Estimate an effect of gene transcription on triglyceride levels.
ivreg_tg_transcripts <- data.frame() # create new data frame
for (i in 1:ncol(transcripts)) { # iterate over number of transcripts
fit <- ivreg(tg ~ transcripts[, i] | transcript_snps[, i]) # fit model for every transcript
coefficients <- summary(fit)$coefficients[2, , drop = F] # grab the second row of the coefficients, the first row contains the coefficients for the intercept
ivreg_tg_transcripts <- rbind(ivreg_tg_transcripts, coefficients) # append the results to data frame
}
rownames(ivreg_tg_transcripts) <- colnames(transcripts)
ivreg_tg_transcripts
## Estimate Std. Error t value Pr(>|t|)
## abcg1 -0.08493841 0.15756431 -0.5390714 0.5898787
## srebf1 -0.06718198 0.09460779 -0.7101105 0.4776924
## srebf2 0.36746763 0.71345203 0.5150558 0.6065530
## sqle 0.01625879 0.18534746 0.0877206 0.9301048
- Is there evidence of an effect of gene expression on triglyceride levels?
- Give an explanation for the lack of evidence for an effect of triglyceride levels on SREBF1 and vice versa.
- Given that your transcription was measured in whole blood, how would you determine if the effect of triglyceride levels on transcription occurs only in blood or also in other tissues?
- And if it the effect is present only in blood, how would you determine if the effect occurs in all blood cells or if it is specific to a certain cell type, e.g. monocytes or T-cells?
- Google pleiotropy and describe how this phenomenon can influence your Mendelian randomization results.
You have now identified several genes where triglyceride levels have an effect on transcription, potentially interesting targets in the etiology of cardiovascular diseases.

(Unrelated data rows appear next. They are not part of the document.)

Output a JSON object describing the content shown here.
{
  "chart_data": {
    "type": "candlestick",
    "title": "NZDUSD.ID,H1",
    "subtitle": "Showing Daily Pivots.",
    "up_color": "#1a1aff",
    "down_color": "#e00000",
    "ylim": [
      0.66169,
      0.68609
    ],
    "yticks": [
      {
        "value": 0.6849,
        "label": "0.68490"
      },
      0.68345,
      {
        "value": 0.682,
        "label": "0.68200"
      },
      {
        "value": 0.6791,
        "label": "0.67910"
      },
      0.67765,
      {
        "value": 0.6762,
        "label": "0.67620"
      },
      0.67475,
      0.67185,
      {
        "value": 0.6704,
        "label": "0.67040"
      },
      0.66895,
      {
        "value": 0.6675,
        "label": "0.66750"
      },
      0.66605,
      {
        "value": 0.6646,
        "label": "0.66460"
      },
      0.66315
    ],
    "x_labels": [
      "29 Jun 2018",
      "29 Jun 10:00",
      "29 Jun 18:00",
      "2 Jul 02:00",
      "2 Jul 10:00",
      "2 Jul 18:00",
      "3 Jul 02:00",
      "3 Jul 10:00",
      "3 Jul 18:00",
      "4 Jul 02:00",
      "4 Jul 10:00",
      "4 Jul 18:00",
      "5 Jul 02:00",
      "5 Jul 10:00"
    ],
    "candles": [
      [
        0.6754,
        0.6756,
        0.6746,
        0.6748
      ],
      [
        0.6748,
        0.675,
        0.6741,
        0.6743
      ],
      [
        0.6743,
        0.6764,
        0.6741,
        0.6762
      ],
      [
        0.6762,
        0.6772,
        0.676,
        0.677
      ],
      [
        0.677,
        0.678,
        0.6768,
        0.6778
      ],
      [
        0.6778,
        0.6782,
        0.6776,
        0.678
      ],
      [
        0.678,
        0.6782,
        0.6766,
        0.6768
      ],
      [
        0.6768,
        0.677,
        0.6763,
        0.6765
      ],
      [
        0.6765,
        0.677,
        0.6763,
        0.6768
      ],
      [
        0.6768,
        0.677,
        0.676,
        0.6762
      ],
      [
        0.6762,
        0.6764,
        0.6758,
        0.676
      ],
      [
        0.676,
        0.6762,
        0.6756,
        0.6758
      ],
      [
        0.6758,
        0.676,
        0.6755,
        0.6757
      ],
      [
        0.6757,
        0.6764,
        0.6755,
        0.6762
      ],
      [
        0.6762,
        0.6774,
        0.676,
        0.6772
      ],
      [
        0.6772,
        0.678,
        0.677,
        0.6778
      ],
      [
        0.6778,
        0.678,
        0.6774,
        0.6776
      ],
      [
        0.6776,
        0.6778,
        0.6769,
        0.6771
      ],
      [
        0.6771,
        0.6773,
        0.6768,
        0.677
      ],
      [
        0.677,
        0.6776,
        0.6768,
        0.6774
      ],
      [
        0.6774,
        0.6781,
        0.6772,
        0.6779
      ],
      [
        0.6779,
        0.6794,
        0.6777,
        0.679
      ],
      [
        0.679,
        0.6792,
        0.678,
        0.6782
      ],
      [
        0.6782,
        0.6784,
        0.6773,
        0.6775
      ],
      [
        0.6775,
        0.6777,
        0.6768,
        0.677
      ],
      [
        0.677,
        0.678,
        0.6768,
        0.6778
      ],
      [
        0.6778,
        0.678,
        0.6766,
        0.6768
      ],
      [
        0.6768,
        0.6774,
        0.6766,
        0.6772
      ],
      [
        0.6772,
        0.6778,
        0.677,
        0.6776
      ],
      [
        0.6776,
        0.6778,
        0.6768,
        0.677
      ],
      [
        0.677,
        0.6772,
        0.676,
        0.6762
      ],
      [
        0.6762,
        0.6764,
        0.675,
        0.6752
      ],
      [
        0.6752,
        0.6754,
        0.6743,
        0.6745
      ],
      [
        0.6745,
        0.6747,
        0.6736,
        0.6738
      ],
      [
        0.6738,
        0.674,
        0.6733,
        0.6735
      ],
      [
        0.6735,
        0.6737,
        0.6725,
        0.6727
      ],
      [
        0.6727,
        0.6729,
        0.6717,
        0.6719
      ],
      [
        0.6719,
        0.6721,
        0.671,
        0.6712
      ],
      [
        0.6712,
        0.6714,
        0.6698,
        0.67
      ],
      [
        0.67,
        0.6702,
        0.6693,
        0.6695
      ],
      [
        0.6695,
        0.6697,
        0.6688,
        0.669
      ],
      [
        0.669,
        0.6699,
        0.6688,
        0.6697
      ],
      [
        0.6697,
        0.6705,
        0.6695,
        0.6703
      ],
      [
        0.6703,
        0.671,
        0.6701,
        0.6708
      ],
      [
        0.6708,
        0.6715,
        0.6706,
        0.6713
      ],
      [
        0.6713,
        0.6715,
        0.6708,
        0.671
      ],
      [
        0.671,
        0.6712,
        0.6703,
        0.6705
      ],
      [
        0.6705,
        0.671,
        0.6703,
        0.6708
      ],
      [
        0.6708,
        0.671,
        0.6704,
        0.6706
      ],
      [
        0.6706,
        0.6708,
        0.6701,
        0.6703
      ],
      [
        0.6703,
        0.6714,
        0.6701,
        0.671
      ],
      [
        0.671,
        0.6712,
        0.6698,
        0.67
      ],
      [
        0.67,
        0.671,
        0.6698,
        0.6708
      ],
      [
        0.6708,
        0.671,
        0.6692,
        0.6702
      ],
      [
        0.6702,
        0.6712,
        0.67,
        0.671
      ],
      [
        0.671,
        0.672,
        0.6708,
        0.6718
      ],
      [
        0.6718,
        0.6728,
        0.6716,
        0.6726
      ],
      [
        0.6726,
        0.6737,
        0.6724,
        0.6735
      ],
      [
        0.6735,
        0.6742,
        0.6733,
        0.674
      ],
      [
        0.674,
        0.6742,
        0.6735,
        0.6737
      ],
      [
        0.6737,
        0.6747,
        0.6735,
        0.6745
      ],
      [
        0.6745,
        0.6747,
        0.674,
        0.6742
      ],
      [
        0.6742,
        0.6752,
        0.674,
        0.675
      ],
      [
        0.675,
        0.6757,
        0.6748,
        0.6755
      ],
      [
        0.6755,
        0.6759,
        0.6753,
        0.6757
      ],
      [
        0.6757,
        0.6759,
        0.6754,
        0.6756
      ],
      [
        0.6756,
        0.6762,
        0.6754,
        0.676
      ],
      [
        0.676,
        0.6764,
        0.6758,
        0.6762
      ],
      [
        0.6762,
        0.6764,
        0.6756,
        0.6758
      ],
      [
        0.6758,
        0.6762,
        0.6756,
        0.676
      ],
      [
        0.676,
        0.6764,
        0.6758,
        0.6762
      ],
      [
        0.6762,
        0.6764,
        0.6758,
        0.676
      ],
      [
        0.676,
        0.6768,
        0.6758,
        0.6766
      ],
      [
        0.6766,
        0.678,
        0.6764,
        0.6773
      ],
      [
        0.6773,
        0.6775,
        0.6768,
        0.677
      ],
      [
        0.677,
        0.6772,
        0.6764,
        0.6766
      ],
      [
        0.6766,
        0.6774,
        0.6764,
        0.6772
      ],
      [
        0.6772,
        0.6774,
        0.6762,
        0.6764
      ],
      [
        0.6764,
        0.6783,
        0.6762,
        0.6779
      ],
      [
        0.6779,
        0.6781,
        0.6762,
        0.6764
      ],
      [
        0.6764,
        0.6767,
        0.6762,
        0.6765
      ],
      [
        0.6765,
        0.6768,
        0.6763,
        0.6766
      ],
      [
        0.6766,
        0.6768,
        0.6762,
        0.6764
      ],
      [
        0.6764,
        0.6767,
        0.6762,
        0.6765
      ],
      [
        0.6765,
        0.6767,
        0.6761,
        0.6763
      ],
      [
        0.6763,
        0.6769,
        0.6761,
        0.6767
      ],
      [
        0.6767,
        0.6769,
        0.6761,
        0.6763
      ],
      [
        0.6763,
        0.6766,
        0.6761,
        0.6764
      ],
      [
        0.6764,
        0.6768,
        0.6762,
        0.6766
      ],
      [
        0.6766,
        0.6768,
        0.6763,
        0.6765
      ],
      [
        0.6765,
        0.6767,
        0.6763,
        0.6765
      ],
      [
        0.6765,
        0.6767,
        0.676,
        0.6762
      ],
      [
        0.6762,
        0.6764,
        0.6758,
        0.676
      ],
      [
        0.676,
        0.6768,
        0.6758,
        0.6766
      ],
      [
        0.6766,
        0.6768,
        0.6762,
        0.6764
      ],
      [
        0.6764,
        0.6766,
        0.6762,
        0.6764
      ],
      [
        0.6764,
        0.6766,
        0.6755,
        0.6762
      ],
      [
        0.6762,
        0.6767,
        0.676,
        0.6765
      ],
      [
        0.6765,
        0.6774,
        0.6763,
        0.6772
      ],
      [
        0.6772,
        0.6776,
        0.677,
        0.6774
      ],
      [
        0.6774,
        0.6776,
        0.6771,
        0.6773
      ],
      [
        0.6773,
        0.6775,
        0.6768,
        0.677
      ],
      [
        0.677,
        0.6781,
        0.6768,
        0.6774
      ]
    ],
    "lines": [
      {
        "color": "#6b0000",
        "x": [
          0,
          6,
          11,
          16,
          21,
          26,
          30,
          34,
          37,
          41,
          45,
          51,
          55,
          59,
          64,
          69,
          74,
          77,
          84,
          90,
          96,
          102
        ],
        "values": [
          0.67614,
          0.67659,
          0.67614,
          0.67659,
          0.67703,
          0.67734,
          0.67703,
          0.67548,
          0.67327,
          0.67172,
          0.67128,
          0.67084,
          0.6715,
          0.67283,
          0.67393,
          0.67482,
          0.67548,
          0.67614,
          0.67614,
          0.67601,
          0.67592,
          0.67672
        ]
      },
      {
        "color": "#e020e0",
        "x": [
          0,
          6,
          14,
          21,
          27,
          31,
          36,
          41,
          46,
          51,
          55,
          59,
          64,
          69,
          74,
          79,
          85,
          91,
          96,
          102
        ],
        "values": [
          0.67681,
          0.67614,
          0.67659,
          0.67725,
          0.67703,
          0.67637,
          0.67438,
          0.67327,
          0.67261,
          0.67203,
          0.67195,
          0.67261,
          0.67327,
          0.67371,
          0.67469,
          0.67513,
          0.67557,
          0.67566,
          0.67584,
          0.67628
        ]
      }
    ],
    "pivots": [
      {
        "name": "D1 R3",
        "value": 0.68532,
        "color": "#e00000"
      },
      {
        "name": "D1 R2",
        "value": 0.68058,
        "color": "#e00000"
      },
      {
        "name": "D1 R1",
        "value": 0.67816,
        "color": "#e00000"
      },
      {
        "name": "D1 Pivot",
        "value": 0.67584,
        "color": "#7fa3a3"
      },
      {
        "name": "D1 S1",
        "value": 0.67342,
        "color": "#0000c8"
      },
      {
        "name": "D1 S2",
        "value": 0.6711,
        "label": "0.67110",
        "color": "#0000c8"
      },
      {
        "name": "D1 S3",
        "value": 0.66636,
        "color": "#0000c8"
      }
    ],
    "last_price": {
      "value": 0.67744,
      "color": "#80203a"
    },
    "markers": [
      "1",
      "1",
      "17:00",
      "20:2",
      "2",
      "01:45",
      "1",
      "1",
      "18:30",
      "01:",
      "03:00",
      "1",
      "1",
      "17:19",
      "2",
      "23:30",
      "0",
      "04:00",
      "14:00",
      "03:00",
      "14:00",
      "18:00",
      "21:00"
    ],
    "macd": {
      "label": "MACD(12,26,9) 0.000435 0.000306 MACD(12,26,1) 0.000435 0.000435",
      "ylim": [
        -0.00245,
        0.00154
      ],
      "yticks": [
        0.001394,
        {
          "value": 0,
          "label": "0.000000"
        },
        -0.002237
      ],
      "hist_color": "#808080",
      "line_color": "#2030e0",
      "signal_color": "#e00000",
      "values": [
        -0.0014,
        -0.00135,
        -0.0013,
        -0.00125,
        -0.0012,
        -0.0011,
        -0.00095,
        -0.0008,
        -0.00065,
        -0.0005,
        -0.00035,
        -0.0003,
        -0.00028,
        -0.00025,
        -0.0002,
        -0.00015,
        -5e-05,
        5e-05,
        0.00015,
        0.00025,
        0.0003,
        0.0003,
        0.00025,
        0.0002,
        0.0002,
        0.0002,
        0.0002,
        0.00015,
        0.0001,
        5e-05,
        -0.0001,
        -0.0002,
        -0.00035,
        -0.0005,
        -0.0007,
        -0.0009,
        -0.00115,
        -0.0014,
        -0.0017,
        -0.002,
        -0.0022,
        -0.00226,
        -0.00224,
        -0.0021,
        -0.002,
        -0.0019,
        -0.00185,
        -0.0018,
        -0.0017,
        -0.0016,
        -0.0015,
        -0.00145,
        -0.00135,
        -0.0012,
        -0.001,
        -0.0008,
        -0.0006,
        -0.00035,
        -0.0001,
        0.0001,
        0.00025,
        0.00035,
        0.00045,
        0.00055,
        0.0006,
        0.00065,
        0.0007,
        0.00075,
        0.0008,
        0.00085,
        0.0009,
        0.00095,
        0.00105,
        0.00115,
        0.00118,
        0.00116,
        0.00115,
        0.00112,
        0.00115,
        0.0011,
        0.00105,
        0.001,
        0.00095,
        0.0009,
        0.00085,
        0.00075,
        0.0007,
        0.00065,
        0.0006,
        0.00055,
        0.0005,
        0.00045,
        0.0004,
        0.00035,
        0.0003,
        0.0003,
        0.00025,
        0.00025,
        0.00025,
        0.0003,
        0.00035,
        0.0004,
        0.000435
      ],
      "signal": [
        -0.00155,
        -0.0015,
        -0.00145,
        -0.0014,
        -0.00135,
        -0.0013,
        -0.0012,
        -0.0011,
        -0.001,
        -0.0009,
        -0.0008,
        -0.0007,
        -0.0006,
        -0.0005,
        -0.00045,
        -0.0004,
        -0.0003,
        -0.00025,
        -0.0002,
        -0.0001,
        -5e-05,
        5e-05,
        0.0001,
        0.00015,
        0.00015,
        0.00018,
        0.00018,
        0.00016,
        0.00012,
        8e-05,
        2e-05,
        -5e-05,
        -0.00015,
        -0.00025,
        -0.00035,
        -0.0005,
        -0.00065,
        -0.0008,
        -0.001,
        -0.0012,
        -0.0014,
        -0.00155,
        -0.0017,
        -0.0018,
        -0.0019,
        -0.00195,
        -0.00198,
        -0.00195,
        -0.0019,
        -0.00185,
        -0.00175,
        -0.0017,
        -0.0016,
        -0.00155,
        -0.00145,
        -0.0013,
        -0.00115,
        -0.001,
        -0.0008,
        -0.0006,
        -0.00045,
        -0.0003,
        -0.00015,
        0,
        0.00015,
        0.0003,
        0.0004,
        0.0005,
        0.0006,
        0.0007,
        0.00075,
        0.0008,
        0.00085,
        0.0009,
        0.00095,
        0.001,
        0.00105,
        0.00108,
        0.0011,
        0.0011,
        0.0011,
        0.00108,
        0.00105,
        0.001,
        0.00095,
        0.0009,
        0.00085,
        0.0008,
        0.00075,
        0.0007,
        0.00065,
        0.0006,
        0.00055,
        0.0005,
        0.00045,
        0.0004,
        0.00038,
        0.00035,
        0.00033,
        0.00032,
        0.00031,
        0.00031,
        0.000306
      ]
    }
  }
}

In part 2 you will use Mendelian randomization to infer cause and consequence between triglyceride levels and DNA methylation.

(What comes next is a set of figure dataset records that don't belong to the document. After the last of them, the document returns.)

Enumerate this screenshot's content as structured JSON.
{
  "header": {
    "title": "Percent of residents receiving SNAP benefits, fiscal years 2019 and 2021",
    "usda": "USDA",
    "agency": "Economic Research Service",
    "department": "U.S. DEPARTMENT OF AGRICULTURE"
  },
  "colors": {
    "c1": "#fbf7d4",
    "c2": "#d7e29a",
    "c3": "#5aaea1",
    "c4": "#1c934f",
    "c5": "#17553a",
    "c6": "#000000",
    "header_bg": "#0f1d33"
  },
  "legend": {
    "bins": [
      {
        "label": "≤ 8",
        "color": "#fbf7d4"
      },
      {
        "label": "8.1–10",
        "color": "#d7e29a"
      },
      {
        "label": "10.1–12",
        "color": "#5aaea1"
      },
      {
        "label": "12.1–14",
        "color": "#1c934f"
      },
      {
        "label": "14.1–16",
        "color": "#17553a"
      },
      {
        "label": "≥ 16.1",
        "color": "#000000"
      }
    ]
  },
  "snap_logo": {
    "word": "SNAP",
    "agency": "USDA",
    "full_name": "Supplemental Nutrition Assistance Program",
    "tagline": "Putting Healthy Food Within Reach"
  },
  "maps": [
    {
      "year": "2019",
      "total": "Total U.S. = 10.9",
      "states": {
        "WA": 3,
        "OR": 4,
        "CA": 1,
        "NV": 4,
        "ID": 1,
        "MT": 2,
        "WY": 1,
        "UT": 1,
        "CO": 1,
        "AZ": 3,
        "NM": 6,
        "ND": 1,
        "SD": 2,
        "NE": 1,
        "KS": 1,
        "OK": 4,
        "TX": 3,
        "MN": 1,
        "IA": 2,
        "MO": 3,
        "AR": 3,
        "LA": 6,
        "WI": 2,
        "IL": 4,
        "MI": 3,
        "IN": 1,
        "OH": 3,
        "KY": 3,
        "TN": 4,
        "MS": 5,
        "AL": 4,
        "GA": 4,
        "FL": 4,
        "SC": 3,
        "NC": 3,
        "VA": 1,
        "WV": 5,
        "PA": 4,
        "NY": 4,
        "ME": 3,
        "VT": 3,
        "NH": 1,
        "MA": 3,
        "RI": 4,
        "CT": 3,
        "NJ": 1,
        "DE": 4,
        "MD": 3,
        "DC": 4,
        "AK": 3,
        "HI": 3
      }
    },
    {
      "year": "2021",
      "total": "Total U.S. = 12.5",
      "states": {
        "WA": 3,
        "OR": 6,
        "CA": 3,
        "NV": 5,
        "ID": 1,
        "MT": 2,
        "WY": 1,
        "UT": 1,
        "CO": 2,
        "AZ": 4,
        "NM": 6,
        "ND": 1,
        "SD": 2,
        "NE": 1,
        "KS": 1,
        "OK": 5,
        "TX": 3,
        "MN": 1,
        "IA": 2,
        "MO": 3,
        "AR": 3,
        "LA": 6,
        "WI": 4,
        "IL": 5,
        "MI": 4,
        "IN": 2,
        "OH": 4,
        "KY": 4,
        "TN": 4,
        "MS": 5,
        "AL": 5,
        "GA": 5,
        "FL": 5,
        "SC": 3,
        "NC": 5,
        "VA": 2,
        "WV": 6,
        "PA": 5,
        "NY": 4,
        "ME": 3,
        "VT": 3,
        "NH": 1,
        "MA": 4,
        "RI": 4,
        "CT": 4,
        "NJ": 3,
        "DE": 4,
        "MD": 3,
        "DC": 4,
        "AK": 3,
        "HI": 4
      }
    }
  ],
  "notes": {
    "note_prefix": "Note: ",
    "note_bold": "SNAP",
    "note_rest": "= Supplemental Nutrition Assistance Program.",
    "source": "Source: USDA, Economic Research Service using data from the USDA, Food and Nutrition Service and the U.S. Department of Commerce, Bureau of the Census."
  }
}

- Replace transcripts with cpgs and transcript_snps with cpg_snps in the for-loops of Part 1.
- Is there an association between triglyceride levels and DNA methylation for the 4 CpGs in cpgs?
- Is there evidence of an effect of triglyceride levels on DNA methylation for the 4 CpGs in cpgs?

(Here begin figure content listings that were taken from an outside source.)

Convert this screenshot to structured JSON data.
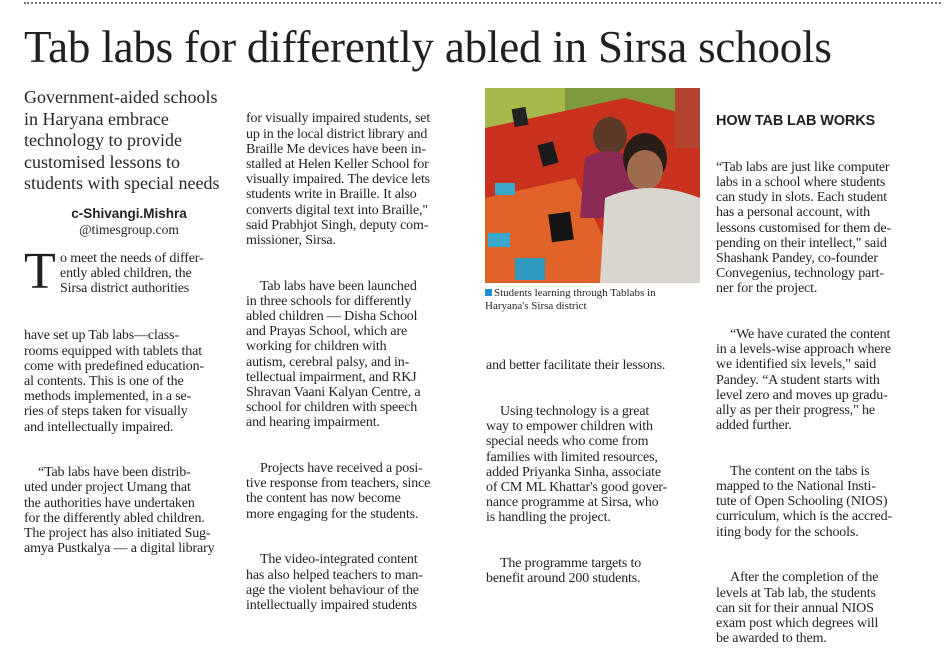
{
  "headline": "Tab labs for differently abled in Sirsa schools",
  "deck": "Government-aided schools\nin Haryana embrace\ntechnology to provide\ncustomised lessons to\nstudents with special needs",
  "byline": {
    "name": "c-Shivangi.Mishra",
    "handle": "@timesgroup.com"
  },
  "col1": {
    "drop_cap": "T",
    "p1_lead": "o meet the needs of differ-\nently abled children, the\nSirsa district authorities",
    "p1_rest": "have set up Tab labs—class-\nrooms equipped with tablets that\ncome with predefined education-\nal contents. This is one of the\nmethods implemented, in a se-\nries of steps taken for visually\nand intellectually impaired.",
    "p2": "“Tab labs have been distrib-\nuted under project Umang that\nthe authorities have undertaken\nfor the differently abled children.\nThe project has also initiated Sug-\namya Pustkalya — a digital library"
  },
  "col2": {
    "p1": "for visually impaired students, set\nup in the local district library and\nBraille Me devices have been in-\nstalled at Helen Keller School for\nvisually impaired. The device lets\nstudents write in Braille. It also\nconverts digital text into Braille,\"\nsaid Prabhjot Singh, deputy com-\nmissioner, Sirsa.",
    "p2": "Tab labs have been launched\nin three schools for differently\nabled children — Disha School\nand Prayas School, which are\nworking for children with\nautism, cerebral palsy, and in-\ntellectual impairment, and RKJ\nShravan Vaani Kalyan Centre, a\nschool for children with speech\nand hearing impairment.",
    "p3": "Projects have received a posi-\ntive response from teachers, since\nthe content has now become\nmore engaging for the students.",
    "p4": "The video-integrated content\nhas also helped teachers to man-\nage the violent behaviour of the\nintellectually impaired students"
  },
  "photo": {
    "caption": "Students learning through Tablabs in\nHaryana's Sirsa district",
    "caption_marker_color": "#1a8fd6"
  },
  "col3": {
    "p1": "and better facilitate their lessons.",
    "p2": "Using technology is a great\nway to empower children with\nspecial needs who come from\nfamilies with limited resources,\nadded Priyanka Sinha, associate\nof CM ML Khattar's good gover-\nnance programme at Sirsa, who\nis handling the project.",
    "p3": "The programme targets to\nbenefit around 200 students."
  },
  "col4": {
    "subhead": "HOW TAB LAB WORKS",
    "p1": "“Tab labs are just like computer\nlabs in a school where students\ncan study in slots. Each student\nhas a personal account, with\nlessons customised for them de-\npending on their intellect,\" said\nShashank Pandey, co-founder\nConvegenius, technology part-\nner for the project.",
    "p2": "“We have curated the content\nin a levels-wise approach where\nwe identified six levels,\" said\nPandey. “A student starts with\nlevel zero and moves up gradu-\nally as per their progress,\" he\nadded further.",
    "p3": "The content on the tabs is\nmapped to the National Insti-\ntute of Open Schooling (NIOS)\ncurriculum, which is the accred-\niting body for the schools.",
    "p4": "After the completion of the\nlevels at Tab lab, the students\ncan sit for their annual NIOS\nexam post which degrees will\nbe awarded to them."
  }
}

- Are the genetic variants in cpg_snps good instruments for the CpGs in cpgs?
- Is there evidence of an effect of DNA methylation on triglyceride levels for the 4 CpGs in cpgs?
- Is there an association between DNA methylation for the 4 CpGs in cpgs and transcription for the 4 genes in transcripts?
lm_transcripts_cpgs <- data.frame() # create new data frame
for (i in 1:ncol(transcripts)) { # iterate over number of transcripts
fit <- lm(transcripts[, i] ~ cpgs[, i]) # fit model for every transcript and corresponding CpG
coefficients <- summary(fit)$coefficients[2, , drop = F] # grab the second row of the coefficients, the first row contains the coefficients for the intercept
coefficients <- data.frame(coefficients, R.squared = summary(fit)$adj.r.squared) # add adjusted R-squared
lm_transcripts_cpgs <- rbind(lm_transcripts_cpgs, coefficients) # append the results to data frame
}
rownames(lm_transcripts_cpgs) <- paste(colnames(transcripts), colnames(cpgs), sep = "_")
lm_transcripts_cpgs
## Estimate Std..Error t.value Pr...t..
## abcg1_cg06500161 -0.72679237 0.04123655 -17.624956 4.447824e-66
## srebf1_cg11024682 -0.33976035 0.02930628 -11.593430 2.113061e-30
## srebf2_cg16000331 -0.09533609 0.01097351 -8.687838 6.112081e-18
## sqle_cg09984392 -0.15154543 0.01630232 -9.295943 2.812497e-20
## R.squared
## abcg1_cg06500161 0.09787434
## srebf1_cg11024682 0.04465665
## srebf2_cg16000331 0.02543250
## sqle_cg09984392 0.02905836
- Can you infer whether DNA methylation affects gene expression or visa versa?
- One of the assumptions of Mendelian randomization is that an instrument does not directly affect the response variable independent of its effect on the explanatory variable. Explain how this can be a problem when using genetic variants in cis with both CpG and gene.